I believe this may be related to your issue, since it is really just the passive node that timed out. In PHP driver 1.1.x, "Failed connecting to 'host:port': Connection timed out" is an exception from the PHP stream handler. The other "connection error" messages in the exception are evidence of the aforementioned bug, which also causes server selection to fail prematurely.

Separate from this issue, I'll also point out that those "connection error" messages should actually read "connection timeout" due to CDRIVER-1567.


Since this bug is being fixed in libmongoc 1.5.0, we won't be able to add it to a maintenance release for the 1.1.x PHP driver.

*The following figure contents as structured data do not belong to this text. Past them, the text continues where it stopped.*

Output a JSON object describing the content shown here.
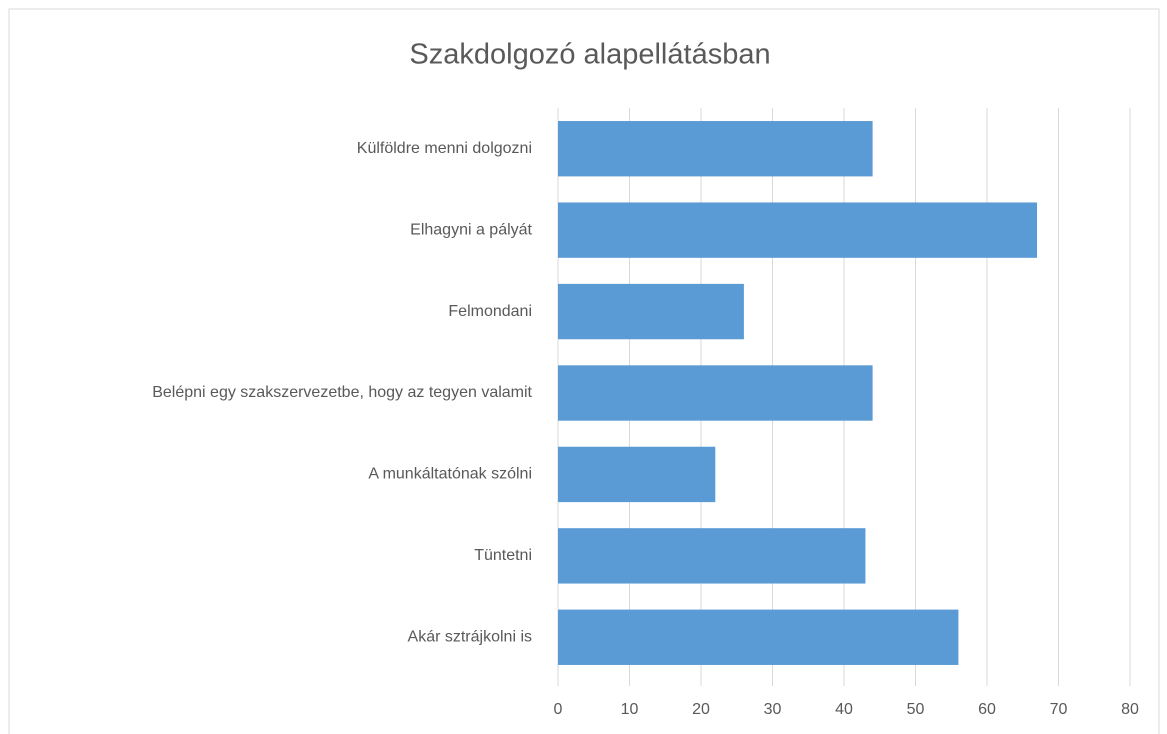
{
  "chart_data": {
    "type": "bar",
    "orientation": "horizontal",
    "title": "Szakdolgozó alapellátásban",
    "categories": [
      "Külföldre menni dolgozni",
      "Elhagyni a pályát",
      "Felmondani",
      "Belépni egy szakszervezetbe, hogy az tegyen valamit",
      "A munkáltatónak szólni",
      "Tüntetni",
      "Akár sztrájkolni is"
    ],
    "values": [
      44,
      67,
      26,
      44,
      22,
      43,
      56
    ],
    "color": "#5b9bd5",
    "xlim": [
      0,
      80
    ],
    "xticks": [
      0,
      10,
      20,
      30,
      40,
      50,
      60,
      70,
      80
    ],
    "grid": true
  }
}
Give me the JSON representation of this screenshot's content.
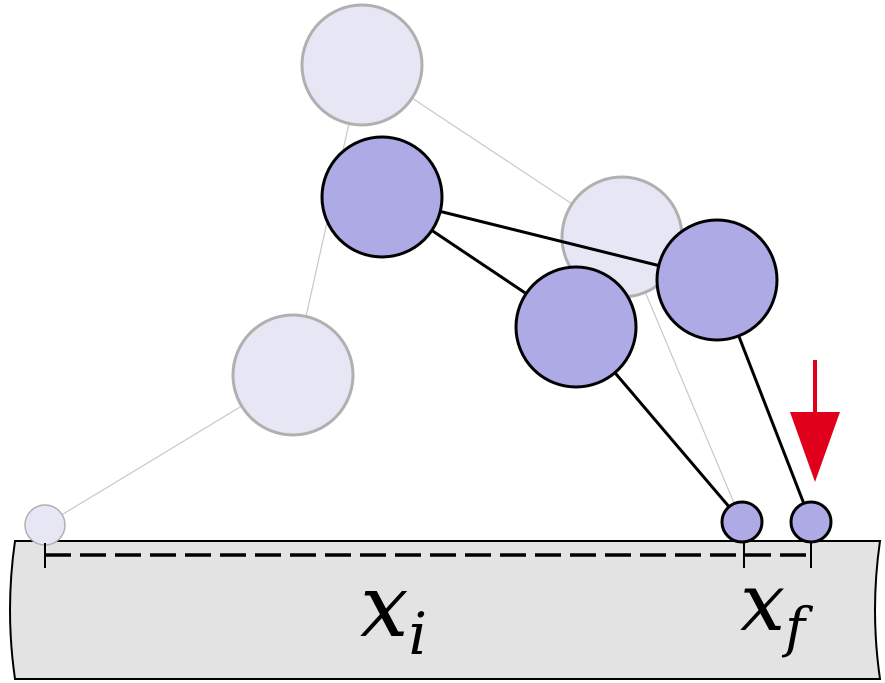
{
  "labels": {
    "initial": {
      "var": "x",
      "sub": "i"
    },
    "final": {
      "var": "x",
      "sub": "f"
    }
  },
  "colors": {
    "ghost_fill": "#e6e6f5",
    "ghost_stroke": "#b0b0b0",
    "ghost_link": "#c8c8c8",
    "body_fill": "#aeaae6",
    "body_stroke": "#000000",
    "ground_fill": "#e3e3e3",
    "ground_stroke": "#000000",
    "arrow": "#e0001b"
  }
}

I'd appreciate if you can test the latest 1.2.0 release and confirm that the issue is resolved. While our 1.2.0 alphas still don't include the libmongoc bug fix, we aren't using custom stream handlers, which I expect bypasses the bug entirely.

jmikola commented 8 years ago

Since this bug is being fixed in libmongoc 1.5.0, we won't be able to add it to a maintenance release for the 1.1.x PHP driver.

The libmongoc team did end up back-porting their fix to 1.3.6, so we've released 1.1.9. This release should resolve the spurious timeouts ""No suitable servers found" exceptions when one or more replica sets nodes were inaccessible. The bug was specific to the PHP stream API integration, so it does not apply to version 1.2.0alpha2 and later.

I'm going to close this issue as resolved. Feel free to follow-up here or open a new issue as needed if the bug persists.